It indeed is connected to the Phone through 4 wires internally. And it does have two transformers with each 2 x 5 connection pins. And every time a number is pressed a contact with 3 connections is switch open and also closes another one. And the round front 0-9 number dialing keyboard is attached with 10 wires to this board.
The board also does contain two transistors, a diode bridge (BY159 400V) , 8 diodes, 2 capacitors (1 x 33nF and 1 x 68nF 200V), a couple of resistors and a probably 2 special ntc or ptc resistors for temperature/ frequency stability. So likely a unique DTF tone is produced when any coil in each of the 10 coils in both transformers is active coresponding with the key that is pressed.

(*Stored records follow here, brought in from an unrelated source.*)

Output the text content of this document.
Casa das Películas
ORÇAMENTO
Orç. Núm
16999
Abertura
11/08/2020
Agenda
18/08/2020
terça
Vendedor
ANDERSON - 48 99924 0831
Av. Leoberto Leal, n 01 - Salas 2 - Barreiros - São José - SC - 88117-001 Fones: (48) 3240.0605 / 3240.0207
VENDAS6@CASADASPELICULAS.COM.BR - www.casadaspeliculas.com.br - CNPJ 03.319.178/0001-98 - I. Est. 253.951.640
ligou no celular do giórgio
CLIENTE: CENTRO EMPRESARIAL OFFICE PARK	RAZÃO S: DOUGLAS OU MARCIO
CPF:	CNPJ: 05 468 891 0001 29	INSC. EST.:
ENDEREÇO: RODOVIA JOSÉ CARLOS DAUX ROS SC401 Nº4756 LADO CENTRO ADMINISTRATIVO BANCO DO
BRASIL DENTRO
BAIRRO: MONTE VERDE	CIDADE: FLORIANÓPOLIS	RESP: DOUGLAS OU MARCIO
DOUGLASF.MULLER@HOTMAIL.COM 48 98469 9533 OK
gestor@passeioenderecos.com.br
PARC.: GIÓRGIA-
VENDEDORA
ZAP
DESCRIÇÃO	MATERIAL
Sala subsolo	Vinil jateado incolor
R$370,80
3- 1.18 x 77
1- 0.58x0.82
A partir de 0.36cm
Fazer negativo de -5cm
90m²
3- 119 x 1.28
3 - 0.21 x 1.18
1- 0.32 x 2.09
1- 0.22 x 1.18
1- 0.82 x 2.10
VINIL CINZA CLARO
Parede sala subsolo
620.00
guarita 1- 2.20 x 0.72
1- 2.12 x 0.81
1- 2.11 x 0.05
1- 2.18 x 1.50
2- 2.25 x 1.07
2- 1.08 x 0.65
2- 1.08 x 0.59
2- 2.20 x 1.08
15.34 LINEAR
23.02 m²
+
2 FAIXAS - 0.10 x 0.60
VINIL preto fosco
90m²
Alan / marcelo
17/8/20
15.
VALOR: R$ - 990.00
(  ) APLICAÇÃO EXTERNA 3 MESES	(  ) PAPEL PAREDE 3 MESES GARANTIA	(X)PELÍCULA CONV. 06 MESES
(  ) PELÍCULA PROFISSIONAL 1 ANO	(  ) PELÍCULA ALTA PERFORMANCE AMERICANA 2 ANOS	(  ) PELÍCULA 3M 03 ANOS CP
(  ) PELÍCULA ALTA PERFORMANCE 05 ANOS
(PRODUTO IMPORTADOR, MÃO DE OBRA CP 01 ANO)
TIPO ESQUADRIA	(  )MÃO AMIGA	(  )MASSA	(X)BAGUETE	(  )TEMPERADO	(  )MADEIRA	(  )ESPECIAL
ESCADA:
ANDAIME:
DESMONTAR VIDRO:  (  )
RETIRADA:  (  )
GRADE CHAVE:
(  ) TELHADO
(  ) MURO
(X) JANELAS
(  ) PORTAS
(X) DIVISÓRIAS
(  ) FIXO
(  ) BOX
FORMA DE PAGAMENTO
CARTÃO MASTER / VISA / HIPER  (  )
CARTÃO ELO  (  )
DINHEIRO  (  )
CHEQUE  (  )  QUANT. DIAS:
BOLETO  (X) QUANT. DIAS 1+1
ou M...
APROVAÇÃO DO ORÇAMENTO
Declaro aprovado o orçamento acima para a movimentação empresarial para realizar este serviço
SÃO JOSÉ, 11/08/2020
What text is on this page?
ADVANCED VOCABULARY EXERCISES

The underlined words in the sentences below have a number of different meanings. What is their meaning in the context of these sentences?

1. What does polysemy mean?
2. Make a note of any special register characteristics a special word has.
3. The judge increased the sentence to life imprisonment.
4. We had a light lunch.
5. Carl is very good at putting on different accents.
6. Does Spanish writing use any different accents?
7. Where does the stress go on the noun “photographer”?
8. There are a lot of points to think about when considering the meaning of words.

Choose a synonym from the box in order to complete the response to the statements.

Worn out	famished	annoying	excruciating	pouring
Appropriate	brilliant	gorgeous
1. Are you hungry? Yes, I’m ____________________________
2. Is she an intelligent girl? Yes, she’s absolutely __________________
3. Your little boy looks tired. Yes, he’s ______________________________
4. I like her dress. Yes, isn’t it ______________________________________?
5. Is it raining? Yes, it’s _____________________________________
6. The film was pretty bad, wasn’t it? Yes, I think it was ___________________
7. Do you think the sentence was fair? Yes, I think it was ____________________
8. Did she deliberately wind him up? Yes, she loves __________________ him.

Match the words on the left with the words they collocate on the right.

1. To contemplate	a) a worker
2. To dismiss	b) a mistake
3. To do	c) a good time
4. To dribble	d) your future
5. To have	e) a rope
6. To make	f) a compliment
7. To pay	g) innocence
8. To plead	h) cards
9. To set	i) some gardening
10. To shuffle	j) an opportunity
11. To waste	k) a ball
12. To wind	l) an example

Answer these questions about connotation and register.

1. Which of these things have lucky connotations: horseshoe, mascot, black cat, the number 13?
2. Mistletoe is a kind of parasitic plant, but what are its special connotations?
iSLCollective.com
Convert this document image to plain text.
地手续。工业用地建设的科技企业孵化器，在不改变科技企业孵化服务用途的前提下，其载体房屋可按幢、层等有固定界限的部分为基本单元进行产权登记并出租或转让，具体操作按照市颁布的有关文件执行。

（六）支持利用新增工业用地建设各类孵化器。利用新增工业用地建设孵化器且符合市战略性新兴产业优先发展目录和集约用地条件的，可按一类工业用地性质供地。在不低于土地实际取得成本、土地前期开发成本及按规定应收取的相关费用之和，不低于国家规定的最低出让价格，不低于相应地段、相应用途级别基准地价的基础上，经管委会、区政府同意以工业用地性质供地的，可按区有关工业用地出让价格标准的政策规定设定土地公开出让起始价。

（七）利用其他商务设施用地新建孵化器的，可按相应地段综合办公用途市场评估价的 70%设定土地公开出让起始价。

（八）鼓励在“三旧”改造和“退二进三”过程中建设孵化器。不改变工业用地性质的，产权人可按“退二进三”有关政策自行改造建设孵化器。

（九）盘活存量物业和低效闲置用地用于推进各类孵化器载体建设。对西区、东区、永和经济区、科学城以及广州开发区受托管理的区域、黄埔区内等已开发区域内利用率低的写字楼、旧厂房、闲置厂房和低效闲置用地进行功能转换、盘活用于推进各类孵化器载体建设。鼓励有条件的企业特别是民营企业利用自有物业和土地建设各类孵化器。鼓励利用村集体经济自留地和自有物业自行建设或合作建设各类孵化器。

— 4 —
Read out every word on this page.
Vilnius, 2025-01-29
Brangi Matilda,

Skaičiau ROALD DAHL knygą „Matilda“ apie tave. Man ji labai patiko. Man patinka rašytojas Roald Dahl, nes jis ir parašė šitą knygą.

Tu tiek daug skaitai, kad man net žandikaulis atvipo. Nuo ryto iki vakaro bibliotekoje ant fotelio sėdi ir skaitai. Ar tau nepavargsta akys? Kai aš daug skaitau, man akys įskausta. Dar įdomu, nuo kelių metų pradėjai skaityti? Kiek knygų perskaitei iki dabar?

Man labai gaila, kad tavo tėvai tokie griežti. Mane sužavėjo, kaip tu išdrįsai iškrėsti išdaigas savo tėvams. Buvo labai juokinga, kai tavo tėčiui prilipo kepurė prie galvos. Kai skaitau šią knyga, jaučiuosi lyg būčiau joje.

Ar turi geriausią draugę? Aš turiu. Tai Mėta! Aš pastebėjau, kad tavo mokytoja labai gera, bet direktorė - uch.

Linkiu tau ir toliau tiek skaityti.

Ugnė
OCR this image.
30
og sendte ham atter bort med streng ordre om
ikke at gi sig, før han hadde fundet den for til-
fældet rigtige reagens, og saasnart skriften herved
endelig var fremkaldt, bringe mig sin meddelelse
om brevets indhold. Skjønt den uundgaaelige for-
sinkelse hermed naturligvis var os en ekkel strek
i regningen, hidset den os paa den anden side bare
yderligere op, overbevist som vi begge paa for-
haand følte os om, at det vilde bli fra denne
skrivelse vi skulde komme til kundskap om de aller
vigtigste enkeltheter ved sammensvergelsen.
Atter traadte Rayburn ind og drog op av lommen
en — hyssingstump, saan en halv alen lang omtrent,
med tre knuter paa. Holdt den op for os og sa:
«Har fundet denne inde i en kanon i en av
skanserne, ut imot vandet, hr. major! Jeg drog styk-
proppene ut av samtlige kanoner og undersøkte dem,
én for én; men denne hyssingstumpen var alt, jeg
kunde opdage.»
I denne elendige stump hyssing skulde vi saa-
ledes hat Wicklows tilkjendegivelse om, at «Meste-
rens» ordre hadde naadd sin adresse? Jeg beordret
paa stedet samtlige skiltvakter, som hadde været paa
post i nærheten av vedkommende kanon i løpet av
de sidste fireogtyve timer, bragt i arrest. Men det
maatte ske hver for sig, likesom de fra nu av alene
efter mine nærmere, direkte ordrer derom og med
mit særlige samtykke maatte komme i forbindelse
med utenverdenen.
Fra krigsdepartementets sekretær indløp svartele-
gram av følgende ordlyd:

Knowing this construction was made in a time before chips or microprocessors were standard components, this also means that todays DTF method already was 'invented' in that time.
Albert van Bemmelen
October 19, 2017 at 8:40 pm
I tried to email following link to you Humberto but sending it failed somehow. I made 28MB of quality photos about the mentioned DTF dialer that probably fits in your old phone too:
https://mega.nz/#!wwZgQTpS!Rxpew--piK_PqaCGveMKIH8gWJT_CnHR4qQYRQP6SyU
Parasuraman
October 13, 2017 at 4:39 pm
Vow! Happy to see this model still working! A nostalgic instrument! A good job there, Humberto.
George Greenfield
October 13, 2017 at 8:14 pm
Yeah...
they don't make em like they used too do tey?
I have several old rotatory phones.
They still work. I like to show them to young folks what phones looked like in the old days.
Great job. Keep em running as long as we can !
George
Anwar Shiekh
October 13, 2017 at 8:20 pm
Found this:
Federal Telephone & Telegraph Co. originally was named Century Telephone Construction Co. Century Telephone was founded in Cleveland, OH in 1899. They moved to Buffalo, N.Y. in 1902. sometime after 1907 Century changed it's name to Federal Telephone & Telegraph and operated under that name until 1920's when the name was again changed to Federal Telephone & Radio Corp. in 1956 the company was purchased by International Telephone & Telegraph (ITT)
Robert Calk
October 13, 2017 at 8:53 pm
Good job, Humberto. Hopefully we will start seeing some good USA made products again soon.
Yogesh Panchal
October 14, 2017 at 1:14 am
Humberto,
Good to see the old Dial type telephone back to the life .
we also have used this type of phone for almost 40 Years but we have to replaced it because it does not support tone dialing.
suranag Electronics
October 14, 2017 at 4:35 pm
hi. Mr.Humberto,
Wow.. very nice Old Phone Repair.
i have no Any Experience old phones Repairs.
Henrique Jorge Guimarães Ulbrich
October 19, 2017 at 5:53 am
Humberto, for me this telephone set is even older than 50 years. Perhaps it was produced before 1950!